While insecurity has consistently topped polls of citizens’ worries for the past three years, during the same time Mr Chávez’s popularity has fluctuated wildly. It fell from 70 per cent in 2006 to 46 per cent early this year, but has since rebounded to 57 per cent, according to Datanalisis, indicating little correlation between the problem of rising crime and the president’s popularity.

“The people don’t blame the president for this,” says Luis Vicente Leon, a director at Datanalisis.

Other problems such as the high and rising cost of living, unemployment and scarcity of basic goods – coffee is the latest item to have disappeared from supermarket shelves – are likely to have a bigger impact on the election result on November 23, Mr Leon argues.

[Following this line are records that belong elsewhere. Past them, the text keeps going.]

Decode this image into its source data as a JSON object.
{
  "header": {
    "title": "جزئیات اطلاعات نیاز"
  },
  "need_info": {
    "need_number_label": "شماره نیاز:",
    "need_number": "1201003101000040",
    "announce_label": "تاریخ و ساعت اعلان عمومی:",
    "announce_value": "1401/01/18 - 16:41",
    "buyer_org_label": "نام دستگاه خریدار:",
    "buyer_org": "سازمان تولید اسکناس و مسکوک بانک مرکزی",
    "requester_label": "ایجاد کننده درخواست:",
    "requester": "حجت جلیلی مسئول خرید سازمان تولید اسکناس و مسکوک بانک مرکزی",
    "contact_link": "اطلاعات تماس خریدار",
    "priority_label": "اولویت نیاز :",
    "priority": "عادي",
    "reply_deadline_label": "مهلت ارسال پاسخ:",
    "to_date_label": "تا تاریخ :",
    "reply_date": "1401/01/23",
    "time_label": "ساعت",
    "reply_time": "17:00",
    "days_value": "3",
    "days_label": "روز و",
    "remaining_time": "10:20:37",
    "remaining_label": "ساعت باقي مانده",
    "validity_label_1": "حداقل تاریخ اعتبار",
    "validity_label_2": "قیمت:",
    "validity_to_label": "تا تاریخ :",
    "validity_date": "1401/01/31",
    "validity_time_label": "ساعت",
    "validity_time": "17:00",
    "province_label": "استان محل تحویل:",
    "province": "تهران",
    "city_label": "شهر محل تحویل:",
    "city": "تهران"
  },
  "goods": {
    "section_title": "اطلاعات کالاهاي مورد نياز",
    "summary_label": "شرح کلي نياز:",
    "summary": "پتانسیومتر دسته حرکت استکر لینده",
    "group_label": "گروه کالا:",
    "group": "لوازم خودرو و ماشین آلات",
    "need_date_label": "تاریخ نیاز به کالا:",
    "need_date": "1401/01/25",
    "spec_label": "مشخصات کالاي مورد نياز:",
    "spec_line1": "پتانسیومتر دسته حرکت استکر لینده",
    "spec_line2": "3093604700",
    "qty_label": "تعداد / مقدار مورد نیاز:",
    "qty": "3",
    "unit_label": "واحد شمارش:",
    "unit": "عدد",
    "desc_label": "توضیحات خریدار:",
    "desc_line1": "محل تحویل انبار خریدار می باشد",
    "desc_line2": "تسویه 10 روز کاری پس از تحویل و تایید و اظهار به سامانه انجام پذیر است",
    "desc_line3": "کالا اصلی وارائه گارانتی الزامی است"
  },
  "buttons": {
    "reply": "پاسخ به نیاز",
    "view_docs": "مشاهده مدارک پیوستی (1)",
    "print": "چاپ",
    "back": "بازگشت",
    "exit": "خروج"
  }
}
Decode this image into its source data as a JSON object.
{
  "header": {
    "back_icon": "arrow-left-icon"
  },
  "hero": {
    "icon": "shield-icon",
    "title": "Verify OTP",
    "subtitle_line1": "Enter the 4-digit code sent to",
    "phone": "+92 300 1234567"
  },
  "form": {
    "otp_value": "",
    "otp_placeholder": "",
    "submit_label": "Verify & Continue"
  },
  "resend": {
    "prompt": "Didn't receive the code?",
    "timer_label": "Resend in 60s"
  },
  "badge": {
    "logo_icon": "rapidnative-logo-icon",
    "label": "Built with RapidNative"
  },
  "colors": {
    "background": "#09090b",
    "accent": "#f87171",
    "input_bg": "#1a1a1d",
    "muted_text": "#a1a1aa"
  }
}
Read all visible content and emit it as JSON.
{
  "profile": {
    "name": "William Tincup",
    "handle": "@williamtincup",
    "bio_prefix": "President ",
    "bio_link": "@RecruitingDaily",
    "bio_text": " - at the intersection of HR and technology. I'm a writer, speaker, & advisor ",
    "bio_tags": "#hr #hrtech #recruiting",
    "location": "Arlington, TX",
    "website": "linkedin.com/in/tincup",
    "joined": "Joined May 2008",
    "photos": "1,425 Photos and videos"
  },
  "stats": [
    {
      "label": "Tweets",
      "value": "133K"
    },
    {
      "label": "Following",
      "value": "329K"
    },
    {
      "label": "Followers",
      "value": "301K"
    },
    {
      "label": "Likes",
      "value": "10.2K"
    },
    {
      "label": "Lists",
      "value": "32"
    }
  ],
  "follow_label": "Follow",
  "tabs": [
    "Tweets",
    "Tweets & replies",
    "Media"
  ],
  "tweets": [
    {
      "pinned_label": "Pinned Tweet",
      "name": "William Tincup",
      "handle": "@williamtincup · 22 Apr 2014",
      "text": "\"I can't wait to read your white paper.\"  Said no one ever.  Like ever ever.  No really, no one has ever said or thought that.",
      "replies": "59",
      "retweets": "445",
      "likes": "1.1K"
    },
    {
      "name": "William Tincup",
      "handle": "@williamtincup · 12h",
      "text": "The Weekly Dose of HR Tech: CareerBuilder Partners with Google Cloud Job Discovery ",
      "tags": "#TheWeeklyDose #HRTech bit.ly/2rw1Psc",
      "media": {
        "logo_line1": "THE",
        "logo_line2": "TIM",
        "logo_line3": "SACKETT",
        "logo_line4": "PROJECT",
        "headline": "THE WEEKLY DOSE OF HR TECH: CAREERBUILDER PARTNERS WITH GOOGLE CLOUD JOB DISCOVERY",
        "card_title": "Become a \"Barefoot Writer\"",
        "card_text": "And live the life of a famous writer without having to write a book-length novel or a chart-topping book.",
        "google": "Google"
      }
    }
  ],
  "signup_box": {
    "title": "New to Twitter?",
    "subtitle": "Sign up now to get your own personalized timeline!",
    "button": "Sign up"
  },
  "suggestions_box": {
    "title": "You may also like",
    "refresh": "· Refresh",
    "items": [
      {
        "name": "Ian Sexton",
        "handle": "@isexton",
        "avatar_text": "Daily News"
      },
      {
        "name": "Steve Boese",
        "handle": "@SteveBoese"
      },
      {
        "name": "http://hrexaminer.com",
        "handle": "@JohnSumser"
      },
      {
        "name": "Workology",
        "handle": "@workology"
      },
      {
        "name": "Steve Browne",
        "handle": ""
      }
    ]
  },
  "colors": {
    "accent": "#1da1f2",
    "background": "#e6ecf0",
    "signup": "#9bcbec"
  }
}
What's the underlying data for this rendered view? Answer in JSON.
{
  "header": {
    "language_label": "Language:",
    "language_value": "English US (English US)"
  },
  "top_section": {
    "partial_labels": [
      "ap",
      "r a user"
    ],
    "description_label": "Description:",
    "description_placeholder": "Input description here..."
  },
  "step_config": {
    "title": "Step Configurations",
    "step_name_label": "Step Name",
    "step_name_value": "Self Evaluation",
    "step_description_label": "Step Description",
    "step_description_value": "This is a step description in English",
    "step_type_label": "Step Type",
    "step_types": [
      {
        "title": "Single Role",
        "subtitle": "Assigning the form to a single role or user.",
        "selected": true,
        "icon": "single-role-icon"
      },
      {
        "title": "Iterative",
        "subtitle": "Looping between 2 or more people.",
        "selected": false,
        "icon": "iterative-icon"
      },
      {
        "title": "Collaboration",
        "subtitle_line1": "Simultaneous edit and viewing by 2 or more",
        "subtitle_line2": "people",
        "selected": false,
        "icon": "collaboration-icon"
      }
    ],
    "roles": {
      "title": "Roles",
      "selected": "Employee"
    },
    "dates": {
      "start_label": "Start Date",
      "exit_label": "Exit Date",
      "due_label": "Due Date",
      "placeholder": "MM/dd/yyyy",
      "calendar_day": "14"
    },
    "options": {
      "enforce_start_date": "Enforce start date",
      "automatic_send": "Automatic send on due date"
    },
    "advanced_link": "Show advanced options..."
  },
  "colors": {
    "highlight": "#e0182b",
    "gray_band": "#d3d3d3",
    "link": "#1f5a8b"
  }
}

Experts point to a number of reasons for Venezuela’s plight. High on the list is the fact that of over 6m arms circulating among a population of about 27m, some 4.5m are illegal, according to official estimates. Increased drug trafficking and usage combined with brutal gang warfare have exacerbated the bloodbath. Meanwhile, a corrupt and ineffective police force has so far done little to solve the problem, contributing to a general climate of impunity.

Mr Flores argues that gun crime is an inherited problem that started to become serious as long ago as the 1980s.

“You can’t change a country in just 10 years after 40 years of misrule,” he says.